Global Metals Markets Unstable as US Geopolitical Maneuvers Expose Fragile Supply Chains and Resource Colonialism
Original framing: “Copper Falls, Aluminum Spreads Spike as US Plans Hormuz Blockade” — Bloomberg
The original framing omits the historical legacy of Western resource exploitation in the Middle East, the role of sanctions and blockades in creating regional instability, and the disproportionate impact on Global South economies dependent on mineral exports. It also ignores indigenous land rights violations from mining operations supplying these markets, and the potential of circular economies or localized production models. Marginalized voices of workers in mining regions and communities affected by pollution are entirely absent.
Medium structural omission detected in mainstream coverage.
The narrative is produced by Bloomberg, a financial media outlet embedded within global capital markets, serving investors, corporations, and policymakers who benefit from maintaining the status quo of resource extraction and trade dominance. The framing centers US strategic interests and market efficiency narratives, obscuring the role of Western extractive industries in destabilizing regions like the Middle East. It also privileges corporate and state actors over communities affected by mining and transport disruptions.
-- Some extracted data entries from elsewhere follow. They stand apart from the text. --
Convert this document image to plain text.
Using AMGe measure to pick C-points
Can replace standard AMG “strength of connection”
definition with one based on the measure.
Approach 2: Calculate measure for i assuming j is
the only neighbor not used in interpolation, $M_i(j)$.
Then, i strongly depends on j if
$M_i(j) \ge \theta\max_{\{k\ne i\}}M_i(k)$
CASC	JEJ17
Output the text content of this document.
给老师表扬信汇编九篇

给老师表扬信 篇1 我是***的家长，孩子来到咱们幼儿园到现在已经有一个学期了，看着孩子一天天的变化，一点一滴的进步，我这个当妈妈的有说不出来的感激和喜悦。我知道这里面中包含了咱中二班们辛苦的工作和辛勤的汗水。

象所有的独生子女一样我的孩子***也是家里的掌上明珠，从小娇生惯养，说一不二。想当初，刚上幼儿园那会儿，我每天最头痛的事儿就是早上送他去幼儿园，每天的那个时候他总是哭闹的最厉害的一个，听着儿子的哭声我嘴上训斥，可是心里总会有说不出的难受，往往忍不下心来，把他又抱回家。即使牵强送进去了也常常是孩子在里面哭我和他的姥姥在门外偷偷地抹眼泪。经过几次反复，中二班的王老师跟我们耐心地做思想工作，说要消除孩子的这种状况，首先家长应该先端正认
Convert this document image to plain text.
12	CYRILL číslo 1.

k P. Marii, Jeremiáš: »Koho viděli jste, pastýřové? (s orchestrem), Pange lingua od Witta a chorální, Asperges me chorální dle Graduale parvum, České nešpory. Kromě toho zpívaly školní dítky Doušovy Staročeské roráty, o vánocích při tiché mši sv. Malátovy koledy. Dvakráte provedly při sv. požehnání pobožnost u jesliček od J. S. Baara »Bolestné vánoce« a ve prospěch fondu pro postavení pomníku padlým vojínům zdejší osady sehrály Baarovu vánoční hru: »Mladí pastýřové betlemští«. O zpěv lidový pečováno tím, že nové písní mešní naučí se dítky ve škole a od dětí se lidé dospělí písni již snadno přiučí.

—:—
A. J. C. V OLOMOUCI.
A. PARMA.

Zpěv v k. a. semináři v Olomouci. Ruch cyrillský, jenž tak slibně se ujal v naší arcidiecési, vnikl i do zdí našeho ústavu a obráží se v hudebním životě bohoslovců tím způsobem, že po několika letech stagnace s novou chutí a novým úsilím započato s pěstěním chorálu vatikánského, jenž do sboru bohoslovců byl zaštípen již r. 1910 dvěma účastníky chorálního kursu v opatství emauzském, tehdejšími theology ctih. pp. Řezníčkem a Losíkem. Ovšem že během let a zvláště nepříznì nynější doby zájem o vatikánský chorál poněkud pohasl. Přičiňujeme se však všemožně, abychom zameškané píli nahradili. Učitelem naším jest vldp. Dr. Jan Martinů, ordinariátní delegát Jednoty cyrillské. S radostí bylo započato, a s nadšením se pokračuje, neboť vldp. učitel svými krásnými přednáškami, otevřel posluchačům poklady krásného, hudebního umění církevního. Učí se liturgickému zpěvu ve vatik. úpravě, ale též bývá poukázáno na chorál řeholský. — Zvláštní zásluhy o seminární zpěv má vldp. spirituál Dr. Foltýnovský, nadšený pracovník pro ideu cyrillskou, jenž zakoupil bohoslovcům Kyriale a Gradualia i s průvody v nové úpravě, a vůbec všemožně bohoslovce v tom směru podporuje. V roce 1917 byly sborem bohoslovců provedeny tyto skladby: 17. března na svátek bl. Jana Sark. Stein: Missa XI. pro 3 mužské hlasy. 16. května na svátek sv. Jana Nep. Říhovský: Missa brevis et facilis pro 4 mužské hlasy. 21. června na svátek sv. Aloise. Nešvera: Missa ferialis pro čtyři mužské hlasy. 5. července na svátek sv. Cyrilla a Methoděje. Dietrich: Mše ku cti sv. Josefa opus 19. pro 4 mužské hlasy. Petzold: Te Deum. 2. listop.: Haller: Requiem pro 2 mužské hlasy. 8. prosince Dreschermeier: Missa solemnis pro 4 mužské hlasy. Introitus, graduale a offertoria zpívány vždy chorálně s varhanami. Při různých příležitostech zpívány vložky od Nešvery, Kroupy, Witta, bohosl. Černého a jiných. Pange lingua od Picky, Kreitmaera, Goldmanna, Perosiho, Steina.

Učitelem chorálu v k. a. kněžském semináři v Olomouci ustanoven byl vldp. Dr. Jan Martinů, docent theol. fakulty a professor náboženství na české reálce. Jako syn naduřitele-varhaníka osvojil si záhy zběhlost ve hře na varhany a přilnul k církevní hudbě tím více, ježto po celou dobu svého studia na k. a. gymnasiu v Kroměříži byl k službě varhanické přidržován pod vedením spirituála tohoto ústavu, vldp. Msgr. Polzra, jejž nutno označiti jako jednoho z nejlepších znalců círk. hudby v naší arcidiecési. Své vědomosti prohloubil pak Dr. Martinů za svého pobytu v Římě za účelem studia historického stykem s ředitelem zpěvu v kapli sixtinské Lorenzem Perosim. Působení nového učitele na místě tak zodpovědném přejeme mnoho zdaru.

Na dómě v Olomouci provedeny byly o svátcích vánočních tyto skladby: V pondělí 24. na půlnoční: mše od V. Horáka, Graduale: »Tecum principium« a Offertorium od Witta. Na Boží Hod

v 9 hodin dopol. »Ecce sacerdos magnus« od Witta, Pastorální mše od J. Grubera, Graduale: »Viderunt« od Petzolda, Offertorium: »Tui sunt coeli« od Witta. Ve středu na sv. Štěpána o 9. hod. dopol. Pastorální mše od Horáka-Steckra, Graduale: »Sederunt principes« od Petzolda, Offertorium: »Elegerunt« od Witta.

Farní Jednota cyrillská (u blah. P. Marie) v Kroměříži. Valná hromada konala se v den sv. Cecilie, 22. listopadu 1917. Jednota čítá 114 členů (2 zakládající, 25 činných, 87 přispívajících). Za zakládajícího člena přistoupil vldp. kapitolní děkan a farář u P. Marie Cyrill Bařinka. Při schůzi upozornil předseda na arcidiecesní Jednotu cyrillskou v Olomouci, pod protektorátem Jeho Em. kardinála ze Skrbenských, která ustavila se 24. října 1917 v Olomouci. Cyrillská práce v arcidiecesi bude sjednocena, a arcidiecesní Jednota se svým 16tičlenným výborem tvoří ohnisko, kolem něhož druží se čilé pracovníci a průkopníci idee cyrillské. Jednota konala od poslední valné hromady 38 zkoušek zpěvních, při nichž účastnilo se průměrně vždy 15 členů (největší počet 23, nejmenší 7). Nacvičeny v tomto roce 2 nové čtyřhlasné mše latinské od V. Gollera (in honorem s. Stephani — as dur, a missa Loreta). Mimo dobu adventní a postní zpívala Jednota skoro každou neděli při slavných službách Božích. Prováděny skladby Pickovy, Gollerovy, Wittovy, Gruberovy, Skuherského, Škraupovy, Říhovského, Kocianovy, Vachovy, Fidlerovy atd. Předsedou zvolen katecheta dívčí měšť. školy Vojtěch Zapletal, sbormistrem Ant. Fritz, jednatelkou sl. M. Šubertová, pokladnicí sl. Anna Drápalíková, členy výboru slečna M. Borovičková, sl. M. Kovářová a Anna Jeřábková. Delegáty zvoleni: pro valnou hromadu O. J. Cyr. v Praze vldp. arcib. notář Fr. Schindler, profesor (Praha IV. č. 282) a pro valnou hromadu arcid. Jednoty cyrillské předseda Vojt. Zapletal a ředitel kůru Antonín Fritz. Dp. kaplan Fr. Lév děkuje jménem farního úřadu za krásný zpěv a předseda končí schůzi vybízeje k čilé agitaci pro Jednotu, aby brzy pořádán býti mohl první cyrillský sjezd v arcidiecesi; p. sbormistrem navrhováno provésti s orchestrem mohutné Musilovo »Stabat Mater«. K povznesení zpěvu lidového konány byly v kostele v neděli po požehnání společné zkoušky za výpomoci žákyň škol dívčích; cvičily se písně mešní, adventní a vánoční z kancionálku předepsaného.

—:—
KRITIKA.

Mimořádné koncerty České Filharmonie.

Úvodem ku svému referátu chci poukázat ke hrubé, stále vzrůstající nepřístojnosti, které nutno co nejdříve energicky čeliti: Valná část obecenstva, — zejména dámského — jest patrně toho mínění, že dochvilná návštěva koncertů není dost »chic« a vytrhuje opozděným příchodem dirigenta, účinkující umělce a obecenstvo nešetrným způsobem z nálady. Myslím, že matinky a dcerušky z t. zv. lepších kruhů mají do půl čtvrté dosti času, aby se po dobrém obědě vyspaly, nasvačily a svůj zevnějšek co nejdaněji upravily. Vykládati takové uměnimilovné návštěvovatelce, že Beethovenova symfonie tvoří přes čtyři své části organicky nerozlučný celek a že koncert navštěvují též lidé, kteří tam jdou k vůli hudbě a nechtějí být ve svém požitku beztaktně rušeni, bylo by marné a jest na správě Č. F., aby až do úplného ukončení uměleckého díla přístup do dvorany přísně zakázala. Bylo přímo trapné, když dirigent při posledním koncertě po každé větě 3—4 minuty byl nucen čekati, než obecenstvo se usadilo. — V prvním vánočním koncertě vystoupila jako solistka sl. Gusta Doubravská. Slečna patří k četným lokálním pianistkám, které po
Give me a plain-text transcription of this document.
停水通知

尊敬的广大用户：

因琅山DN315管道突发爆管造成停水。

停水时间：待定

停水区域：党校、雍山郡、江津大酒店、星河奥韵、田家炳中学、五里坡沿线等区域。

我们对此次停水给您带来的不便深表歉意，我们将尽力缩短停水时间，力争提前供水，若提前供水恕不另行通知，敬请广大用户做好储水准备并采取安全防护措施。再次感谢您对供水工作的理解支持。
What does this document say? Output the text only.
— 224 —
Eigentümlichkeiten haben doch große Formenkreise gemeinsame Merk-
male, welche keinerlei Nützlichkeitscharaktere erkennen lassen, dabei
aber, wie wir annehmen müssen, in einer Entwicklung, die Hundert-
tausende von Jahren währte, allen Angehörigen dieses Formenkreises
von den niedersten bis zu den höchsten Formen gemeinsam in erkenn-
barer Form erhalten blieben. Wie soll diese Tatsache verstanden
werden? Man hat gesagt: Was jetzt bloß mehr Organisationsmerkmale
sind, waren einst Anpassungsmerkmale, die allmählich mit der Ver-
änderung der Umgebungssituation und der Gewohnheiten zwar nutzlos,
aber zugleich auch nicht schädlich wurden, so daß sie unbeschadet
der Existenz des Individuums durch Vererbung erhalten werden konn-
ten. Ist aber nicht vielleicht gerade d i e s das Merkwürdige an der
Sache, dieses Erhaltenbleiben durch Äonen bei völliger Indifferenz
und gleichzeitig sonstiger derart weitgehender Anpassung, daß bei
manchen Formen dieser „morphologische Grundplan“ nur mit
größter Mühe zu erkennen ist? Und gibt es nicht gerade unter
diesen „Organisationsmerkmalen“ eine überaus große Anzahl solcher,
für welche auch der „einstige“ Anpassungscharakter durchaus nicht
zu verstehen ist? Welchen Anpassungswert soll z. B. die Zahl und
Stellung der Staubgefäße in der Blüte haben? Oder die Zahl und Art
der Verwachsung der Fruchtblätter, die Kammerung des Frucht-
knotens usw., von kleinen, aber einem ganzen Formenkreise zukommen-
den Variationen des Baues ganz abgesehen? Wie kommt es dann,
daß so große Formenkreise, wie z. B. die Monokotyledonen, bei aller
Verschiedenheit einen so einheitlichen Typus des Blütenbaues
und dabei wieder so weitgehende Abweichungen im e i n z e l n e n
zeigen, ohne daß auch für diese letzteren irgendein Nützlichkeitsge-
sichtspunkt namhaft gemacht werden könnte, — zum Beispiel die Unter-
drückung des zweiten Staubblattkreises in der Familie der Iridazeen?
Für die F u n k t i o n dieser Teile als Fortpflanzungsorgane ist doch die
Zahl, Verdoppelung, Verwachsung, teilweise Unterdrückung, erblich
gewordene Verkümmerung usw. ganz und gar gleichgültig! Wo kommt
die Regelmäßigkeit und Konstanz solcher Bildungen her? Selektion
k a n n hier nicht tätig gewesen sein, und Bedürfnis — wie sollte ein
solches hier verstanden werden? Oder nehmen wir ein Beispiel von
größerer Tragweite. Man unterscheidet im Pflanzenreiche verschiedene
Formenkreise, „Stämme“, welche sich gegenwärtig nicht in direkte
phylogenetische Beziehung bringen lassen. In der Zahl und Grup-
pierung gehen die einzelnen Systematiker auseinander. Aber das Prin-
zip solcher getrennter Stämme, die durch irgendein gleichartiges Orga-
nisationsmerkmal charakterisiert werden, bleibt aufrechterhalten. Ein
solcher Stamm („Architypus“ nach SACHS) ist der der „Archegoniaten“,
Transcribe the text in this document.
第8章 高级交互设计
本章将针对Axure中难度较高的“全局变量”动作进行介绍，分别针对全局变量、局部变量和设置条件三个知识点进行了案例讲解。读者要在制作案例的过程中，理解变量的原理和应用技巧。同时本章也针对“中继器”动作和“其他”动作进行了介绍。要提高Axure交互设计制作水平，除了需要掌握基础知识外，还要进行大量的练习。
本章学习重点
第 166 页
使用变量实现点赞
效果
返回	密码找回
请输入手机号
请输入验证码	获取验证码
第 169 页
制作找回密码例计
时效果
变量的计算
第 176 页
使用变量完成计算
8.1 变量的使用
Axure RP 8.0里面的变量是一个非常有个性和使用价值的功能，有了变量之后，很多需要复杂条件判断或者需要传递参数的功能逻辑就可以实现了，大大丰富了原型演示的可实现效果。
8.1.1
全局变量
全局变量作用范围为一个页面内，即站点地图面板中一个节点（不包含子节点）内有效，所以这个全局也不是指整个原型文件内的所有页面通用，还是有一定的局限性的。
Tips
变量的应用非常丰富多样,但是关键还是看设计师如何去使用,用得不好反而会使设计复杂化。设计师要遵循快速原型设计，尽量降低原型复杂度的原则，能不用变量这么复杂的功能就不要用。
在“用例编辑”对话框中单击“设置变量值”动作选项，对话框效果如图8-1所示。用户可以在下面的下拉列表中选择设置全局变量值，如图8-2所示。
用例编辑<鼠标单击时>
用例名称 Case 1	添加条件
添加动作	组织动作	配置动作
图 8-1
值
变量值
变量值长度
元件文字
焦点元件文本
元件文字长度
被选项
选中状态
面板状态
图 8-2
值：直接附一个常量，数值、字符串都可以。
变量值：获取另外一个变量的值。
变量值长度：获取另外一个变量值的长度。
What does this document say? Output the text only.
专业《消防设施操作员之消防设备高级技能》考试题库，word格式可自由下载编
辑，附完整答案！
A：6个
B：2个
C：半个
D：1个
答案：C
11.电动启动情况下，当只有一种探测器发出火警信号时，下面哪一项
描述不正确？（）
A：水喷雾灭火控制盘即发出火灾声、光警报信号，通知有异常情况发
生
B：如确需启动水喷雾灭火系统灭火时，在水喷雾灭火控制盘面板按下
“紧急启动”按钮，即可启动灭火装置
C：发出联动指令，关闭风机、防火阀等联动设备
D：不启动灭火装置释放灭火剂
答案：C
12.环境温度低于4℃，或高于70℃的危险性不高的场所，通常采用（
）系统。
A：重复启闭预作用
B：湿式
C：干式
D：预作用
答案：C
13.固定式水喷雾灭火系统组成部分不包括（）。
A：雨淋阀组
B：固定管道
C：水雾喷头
The Strait of Hormuz has been a geopolitical flashpoint since the 1953 coup in Iran and the subsequent US-UK orchestrated regime change, which established a pattern of Western intervention in resource-rich regions. The 1973 oil crisis and the 1980s Tanker War during the Iran-Iraq conflict demonstrated how chokepoints become battlegrounds for control over global energy and mineral flows. Colonial powers historically used blockades and monopolies to extract resources, a legacy now perpetuated by corporate-state alliances in the Global North.
The volatility in copper and aluminum markets is not merely a market reaction to geopolitical posturing but a symptom of a deeper crisis rooted in colonial resource extraction, corporate monopolies, and the militarization of global trade routes.